Les DSI et les responsables des ressources humaines modifient leur équation en matière de recrutement et de formation, en mettant davantage l'accent sur la requalification des employés actuels. La cause de ce chamboulement ? L'IA. En effet, les promesses de la technologie ne pourront se réaliser que si les employés savent l'exploiter à bon escient.
Or, le marché des talents en matière d'IA est de plus en plus défavorable. En effet, selon un récent rapport de PwC, les offres d'emploi pour les travailleurs ayant une expertise en IA augmentent 3,5 fois plus vite que pour l'ensemble des emplois.
Pire encore, les filières universitaires ne semblent pas près de s'améliorer. Bien que certains établissements d'enseignement supérieur proposent déjà des cours d'IA, beaucoup n'ont pas eu le temps de créer de nouveaux programmes pour répondre à la demande accrue liée au nouveau boom de l'IA, boom qui a débuté avec le lancement de ChatGPT en novembre 2022.

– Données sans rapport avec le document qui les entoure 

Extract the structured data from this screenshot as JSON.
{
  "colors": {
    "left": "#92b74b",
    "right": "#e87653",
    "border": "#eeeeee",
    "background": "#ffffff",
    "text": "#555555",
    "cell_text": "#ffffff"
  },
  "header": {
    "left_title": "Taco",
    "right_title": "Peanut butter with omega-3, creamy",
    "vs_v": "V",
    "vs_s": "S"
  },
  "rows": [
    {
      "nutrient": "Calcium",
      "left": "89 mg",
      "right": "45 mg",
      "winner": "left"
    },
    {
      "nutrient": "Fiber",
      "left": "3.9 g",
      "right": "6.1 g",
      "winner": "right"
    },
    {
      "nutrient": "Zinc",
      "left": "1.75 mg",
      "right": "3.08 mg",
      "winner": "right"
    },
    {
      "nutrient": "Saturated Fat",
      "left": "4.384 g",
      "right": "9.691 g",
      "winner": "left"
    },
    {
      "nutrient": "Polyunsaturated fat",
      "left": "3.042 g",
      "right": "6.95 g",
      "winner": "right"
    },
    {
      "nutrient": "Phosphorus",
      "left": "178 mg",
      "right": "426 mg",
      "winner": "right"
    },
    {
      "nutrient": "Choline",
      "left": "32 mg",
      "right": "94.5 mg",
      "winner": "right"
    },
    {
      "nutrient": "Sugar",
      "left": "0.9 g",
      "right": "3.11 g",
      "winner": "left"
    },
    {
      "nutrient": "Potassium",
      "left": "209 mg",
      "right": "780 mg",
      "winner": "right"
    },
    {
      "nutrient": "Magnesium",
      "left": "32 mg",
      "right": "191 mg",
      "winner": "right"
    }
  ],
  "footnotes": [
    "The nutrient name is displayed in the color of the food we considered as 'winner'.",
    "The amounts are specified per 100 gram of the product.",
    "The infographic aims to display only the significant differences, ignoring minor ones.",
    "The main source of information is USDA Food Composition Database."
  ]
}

« La demande sera bien supérieure à l'offre, du moins jusqu'à ce que les gens commencent à acquérir des compétences et que les universités commencent à délivrer des diplômes avec une réelle expertise sur le sujet », souligne Malavika Sagar, directrice des ressources humaines chez TE Connectivity, un fabricant de capteurs et de pièces utilisés dans les appareils électroménagers, les dispositifs portables, les bâtiments intelligents, les véhicules et les aéronefs militaires. « Je pense que nous allons être confrontés à une certaine pénurie au cours des quatre ou cinq prochaines années. »
En conséquence, des organisations telles que TE Connectivity lancent des programmes de formation interne pour recycler les employés de l'IT et d'autres services dans l'IA. Les responsables informatiques et RH estiment que ces programmes apporteront à leurs organisations des avantages supplémentaires qu'une approche axée sur le seul recrutement n'est pas susceptible d'amener.
Miser sur la connaissance métiers
Pour faire face à la pénurie de compétences, TE Connectivity vient de lancer un programme de formation à quatre niveaux qui va de l'éducation de base sur l'IA et la manière de l'utiliser au quotidien à la manière dont les ingénieurs peuvent utiliser l'IA pour contribuer à la conception de produits spécifiques. L'entreprise travaille également avec des universités via des défis de conception de produits basés sur l'IA pour les étudiants.
Malavika Sagar y reconnaît que TE Connectivity devra adopter une « double approche », en formant les employés actuels à travailler avec l'IA, mais aussi en recrutant des techniciens spécialisés à l'extérieur. Une expertise externe en matière d'IA sera nécessaire, mais les employés actuels possèdent des connaissances métiers qui manqueront aux nouveaux entrants.
« Il doit y avoir un mariage entre les compétences en IA que quelqu'un peut apporter et l'application pratique de la technologie au niveau de l'entreprise, dit la DRH. Vous pouvez arriver avec la meilleure expertise dans le domaine, mais si vous ne savez pas vraiment comment fonctionne l'entreprise, les applications que vous créerez ne seront pas aussi efficaces qu'elles pourraient l'être. »
TE Connectivity semble avoir une longueur d'avance avec ses programmes formation, selon une nouvelle enquête de Deloitte. Le rapport State of Generative AI in the Enterprise du cabinet, paru au deuxième trimestre 2024, montre que 75% des quelque 2 000 dirigeants IT et métiers interrogés prévoient de modifier leurs stratégies RH au cours des deux prochaines années en raison de l'IA générative. Mais, moins d'un sur cinq affirme qu'il a déjà remodelé son approche en matière d'embauche et de formation.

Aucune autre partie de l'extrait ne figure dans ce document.